Com isso é bastante difícil esfriar esta criatura que não pára quieta um minuto.

1) Molhar? Nem pensar. Ela não gosta de água (e o borrifador é usado para repreender quando faz algo errado, como comer lagartixa).

2) Vento? Não dá. Ela foge de ventilador, não fica nem perto. Nestes dias em que estamos ligando o ventilador ela faz o possível para se esconder do vento.

3) Gelo? Até agora a única coisa que aceitou foram cubinhos de gelo, que a gente põe para ela lamber. Ajuda a esfriar um pouco a cachorra e dá a ela alguma coisa para fazer que não seja correr desvairada pela casa.

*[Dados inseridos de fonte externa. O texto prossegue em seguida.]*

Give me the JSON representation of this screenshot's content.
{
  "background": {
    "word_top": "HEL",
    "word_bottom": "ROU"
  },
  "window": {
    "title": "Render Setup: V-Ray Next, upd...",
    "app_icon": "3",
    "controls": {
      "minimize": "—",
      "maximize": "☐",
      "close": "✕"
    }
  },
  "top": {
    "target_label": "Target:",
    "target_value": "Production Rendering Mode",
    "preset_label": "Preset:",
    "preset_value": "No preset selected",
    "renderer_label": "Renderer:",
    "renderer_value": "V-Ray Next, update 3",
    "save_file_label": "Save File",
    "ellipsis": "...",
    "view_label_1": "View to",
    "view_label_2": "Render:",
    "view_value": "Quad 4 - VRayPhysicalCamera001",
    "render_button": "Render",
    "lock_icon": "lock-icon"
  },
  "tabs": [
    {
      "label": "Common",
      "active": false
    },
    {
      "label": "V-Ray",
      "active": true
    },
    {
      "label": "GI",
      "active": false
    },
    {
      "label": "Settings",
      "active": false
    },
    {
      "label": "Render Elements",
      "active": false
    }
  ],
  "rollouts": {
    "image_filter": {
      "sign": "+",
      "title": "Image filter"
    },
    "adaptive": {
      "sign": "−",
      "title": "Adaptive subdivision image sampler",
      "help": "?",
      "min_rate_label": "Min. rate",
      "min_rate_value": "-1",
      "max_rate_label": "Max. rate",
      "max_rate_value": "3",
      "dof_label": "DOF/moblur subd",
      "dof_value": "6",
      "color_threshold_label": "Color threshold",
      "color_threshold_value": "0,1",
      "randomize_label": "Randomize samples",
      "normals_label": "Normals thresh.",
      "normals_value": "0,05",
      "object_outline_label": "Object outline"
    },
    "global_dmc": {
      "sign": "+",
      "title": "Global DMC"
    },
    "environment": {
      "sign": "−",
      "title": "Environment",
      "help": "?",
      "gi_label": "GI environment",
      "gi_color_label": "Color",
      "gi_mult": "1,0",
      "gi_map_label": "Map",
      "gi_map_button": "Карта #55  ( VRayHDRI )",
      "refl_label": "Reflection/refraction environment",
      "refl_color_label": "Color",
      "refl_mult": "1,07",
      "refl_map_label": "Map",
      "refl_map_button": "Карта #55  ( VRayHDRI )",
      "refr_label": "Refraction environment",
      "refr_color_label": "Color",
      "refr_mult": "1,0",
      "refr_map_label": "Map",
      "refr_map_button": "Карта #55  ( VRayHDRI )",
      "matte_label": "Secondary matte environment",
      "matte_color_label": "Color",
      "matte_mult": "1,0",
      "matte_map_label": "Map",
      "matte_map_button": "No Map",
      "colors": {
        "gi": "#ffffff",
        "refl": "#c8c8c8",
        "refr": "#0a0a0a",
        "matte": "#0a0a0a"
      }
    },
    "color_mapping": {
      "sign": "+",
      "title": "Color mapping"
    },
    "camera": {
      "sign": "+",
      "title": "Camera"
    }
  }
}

E tentamos o ar condicionado. Ela fugiu dele, preferindo ficar no quintal. Até a peguei no colo para ficar um pouco na sala, mas foi mais tempo de quintal do que de ar condicionado… Espero que com o tempo ela se acostume, afinal, ar condicionado no Natal desta cidade de ruas sem árvores não é luxo, é questão de sobrevivência! Se não, já sabe:

Filme alemão de 1977. Resultado do que acontece quando os produtores emendam um filme de terror pelas costas de um diretor que queria que fosse uma comédia. Um retrato do carioca médio no fim de ano.

 

* Em nota: se você gosta de soltar fogos nesses festejos, sem se preocupar com animais, idosos, bebês e autistas, faça o favor de, da próxima vez, explodi-los em seu cú.